The announcement is a striking repudiation of what was once one of the two biggest inter-Korean projects, along with the now-shuttered Kaesong Industrial Complex, where Southern companies employed North Korean workers while paying Pyongyang for their services.

It came only a day after the South’s President Moon Jae-in — who has long championed engagement with the North — touted the benefits of a possible “peace economy” in a speech to Seoul’s parliament.

But contact between the neighbours stalled after the collapse of a February summit between Kim and US President Donald Trump in Hanoi, and Pyongyang has since repeatedly excoriated Seoul, saying it has “nothing to talk any more” with it.

While Kim said the demolition should proceed “with an agreement with the relevant unit of the south side”, he added the view that Mount Kumgang was “a common property of the north and the south” was “a mistaken idea and a misguided understanding”.
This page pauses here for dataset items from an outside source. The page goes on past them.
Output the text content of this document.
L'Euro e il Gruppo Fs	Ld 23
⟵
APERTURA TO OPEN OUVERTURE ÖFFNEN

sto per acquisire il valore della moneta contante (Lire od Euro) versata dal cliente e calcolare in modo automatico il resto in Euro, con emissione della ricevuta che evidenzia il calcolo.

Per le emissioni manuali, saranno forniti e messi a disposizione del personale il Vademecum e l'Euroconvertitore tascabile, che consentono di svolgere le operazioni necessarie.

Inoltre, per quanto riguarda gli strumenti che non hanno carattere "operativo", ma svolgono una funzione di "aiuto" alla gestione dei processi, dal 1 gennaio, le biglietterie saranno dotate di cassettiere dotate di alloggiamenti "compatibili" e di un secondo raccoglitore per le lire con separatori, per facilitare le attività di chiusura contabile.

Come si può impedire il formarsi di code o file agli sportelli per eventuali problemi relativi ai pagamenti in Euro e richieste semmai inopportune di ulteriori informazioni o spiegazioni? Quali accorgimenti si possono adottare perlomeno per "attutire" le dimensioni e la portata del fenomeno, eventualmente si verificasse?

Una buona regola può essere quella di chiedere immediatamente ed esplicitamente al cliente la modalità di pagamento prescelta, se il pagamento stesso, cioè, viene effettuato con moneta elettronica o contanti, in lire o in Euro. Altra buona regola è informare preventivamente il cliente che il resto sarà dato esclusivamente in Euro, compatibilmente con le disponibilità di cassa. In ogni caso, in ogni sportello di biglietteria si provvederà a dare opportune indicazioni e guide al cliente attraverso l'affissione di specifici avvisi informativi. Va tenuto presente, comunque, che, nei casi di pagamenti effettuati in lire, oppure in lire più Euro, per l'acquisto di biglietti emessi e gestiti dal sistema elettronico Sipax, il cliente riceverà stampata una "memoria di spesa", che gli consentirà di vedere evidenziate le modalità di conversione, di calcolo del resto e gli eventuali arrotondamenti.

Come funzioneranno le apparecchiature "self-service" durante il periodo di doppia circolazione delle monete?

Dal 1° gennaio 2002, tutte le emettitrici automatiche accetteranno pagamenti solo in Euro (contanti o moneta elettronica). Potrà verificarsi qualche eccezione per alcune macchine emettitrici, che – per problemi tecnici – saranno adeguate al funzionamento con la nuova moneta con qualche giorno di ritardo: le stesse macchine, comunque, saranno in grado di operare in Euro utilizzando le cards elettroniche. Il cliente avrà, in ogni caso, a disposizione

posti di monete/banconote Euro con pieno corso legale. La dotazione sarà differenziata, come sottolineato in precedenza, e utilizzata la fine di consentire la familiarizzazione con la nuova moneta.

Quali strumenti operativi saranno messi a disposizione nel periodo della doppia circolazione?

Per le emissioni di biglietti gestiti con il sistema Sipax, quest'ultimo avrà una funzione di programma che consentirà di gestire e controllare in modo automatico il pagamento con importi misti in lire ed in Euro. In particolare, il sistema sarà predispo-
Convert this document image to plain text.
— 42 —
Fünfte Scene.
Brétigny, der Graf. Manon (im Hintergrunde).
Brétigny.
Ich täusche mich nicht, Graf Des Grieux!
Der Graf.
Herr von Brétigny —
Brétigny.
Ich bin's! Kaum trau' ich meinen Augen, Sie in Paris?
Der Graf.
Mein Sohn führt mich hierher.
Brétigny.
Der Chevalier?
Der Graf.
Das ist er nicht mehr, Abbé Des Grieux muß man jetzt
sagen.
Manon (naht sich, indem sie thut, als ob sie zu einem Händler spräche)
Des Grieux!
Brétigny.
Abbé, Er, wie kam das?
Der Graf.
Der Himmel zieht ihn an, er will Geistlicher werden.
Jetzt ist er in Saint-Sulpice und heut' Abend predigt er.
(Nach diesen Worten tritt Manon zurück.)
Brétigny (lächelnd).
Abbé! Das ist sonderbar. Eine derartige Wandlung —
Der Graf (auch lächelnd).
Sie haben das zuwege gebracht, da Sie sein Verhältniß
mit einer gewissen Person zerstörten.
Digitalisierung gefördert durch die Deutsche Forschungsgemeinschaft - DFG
“Mt Kumgang is our land won at the cost of blood and even a cliff and a tree on it are associated with our sovereignty and dignity,” it cited him as saying.

“We will always welcome our compatriots from the south if they want to come to Mt Kumgang,” he said, but it was “not desirable to let the south side undertake the tour of Mt Kumgang, our famous mountain”.

Hyundai Asan spent 220 billion won (now $190 million) on building the site, with another 559 billion won paid in fees to the North’s authorities, the company says.

A company representative told AFP they were “taken aback with the news as we have been preparing for the resumption of tours”, but added they would “deal with it calmly”.